Effect of single and blended amine carriers on CO2 separation from CO2/N2 mixtures using crosslinked thin-film poly(vinyl alcohol) composite membrane

Abstract

This article reports effect of different single and blended amine carriers on binary gas (20% CO2 balance N2) separation using novel CO2-selective crosslinked thin-film poly(vinyl alcohol) composite membranes. The characterization of the thin-film active layer had been carried out by Thermogravimetric analysis (TGA), Differential scanning calorimetry (DSC), Fourier transform infrared spectroscopy (FTIR) and X-ray diffraction (XRD). The transport properties of CO2 (CO2 and N2 fluxes, CO2 and N2 permeability, and CO2/N2 selectivity) across the membrane were examined using counter flow flat sheet membrane module.
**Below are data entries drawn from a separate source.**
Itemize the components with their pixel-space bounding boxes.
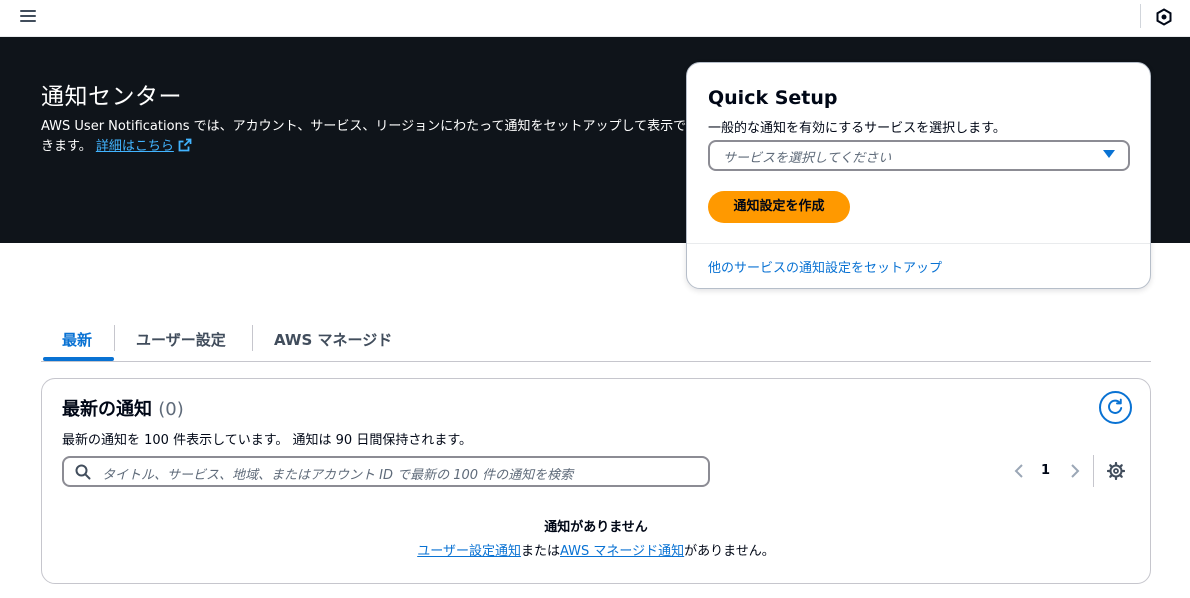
external-link-icon [178,138,192,152]
learn-more-link[interactable]: 詳細はこちら [95,138,192,154]
aws-managed-notifications-link[interactable]: AWS マネージド通知 [560,544,684,559]
notification-count: (0) [158,399,184,420]
page-description: AWS User Notifications では、アカウント、サービス、リージ… [41,117,691,157]
topbar-divider [1140,4,1141,28]
chevron-right-icon[interactable] [1068,463,1082,479]
tab-aws-managed[interactable]: AWS マネージド [274,329,392,350]
panel-title-text: 最新の通知 [62,399,152,420]
search-input[interactable]: タイトル、サービス、地域、またはアカウント ID で最新の 100 件の通知を検… [62,456,710,487]
learn-more-link-label: 詳細はこちら [95,139,174,154]
empty-state-description: ユーザー設定通知またはAWS マネージド通知がありません。 [42,540,1150,559]
tab-bar: 最新 ユーザー設定 AWS マネージド [41,320,1151,362]
service-select[interactable]: サービスを選択してください [708,140,1130,171]
panel-title: 最新の通知 (0) [62,395,184,421]
hamburger-menu-icon[interactable] [20,10,36,24]
quick-setup-card: Quick Setup 一般的な通知を有効にするサービスを選択します。 サービス… [686,62,1151,289]
create-notification-config-button[interactable]: 通知設定を作成 [708,191,850,223]
tab-latest[interactable]: 最新 [62,329,92,350]
search-placeholder: タイトル、サービス、地域、またはアカウント ID で最新の 100 件の通知を検… [102,468,574,483]
gear-icon[interactable] [1107,462,1125,480]
chevron-left-icon[interactable] [1012,463,1026,479]
service-select-placeholder: サービスを選択してください [723,151,892,166]
page-title: 通知センター [41,84,182,110]
divider [687,243,1150,244]
top-navigation-bar [0,0,1190,37]
setup-other-services-link[interactable]: 他のサービスの通知設定をセットアップ [708,257,942,276]
hexagon-icon[interactable] [1155,8,1173,26]
quick-setup-title: Quick Setup [708,87,838,109]
refresh-icon[interactable] [1099,391,1132,424]
empty-suffix-text: がありません。 [684,544,775,559]
empty-or-text: または [520,544,560,559]
tab-user-settings[interactable]: ユーザー設定 [136,329,226,350]
empty-state-title: 通知がありません [544,520,648,535]
tab-separator [114,325,115,351]
panel-description: 最新の通知を 100 件表示しています。 通知は 90 日間保持されます。 [62,433,473,448]
latest-notifications-panel: 最新の通知 (0) 最新の通知を 100 件表示しています。 通知は 90 日間… [41,378,1151,584]
tab-separator [252,325,253,351]
search-icon [75,464,91,480]
user-settings-notifications-link[interactable]: ユーザー設定通知 [417,544,521,559]
active-tab-indicator [43,357,114,361]
quick-setup-subtitle: 一般的な通知を有効にするサービスを選択します。 [708,121,1006,136]
pagination-separator [1093,455,1094,487]
page-number[interactable]: 1 [1041,463,1050,478]
caret-down-icon [1103,150,1115,158]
The effects of active layer thickness (41 to 84micron), feed absolute pressure (1.7 to 6.2atm), temperature (90 to 125°C), and sweep side water flow rate (0.02 to 0.075cm3/min) on transport properties of CO2 across the membrane were analyzed. The dense layer containing amine carrier displays both high selectivity and permeability. It has been seen that the composite membrane of 25wt% poly(allylamine) and 15wt% 2-amino-2-hydroxymethyl-1,3-propanediol with 44 micron active layer thickness is having maximum CO2/N2 selectivity of 434 and CO2 permeability of 1826 Barrer at 2.8atm feed side absolute pressure and 100°C temperature.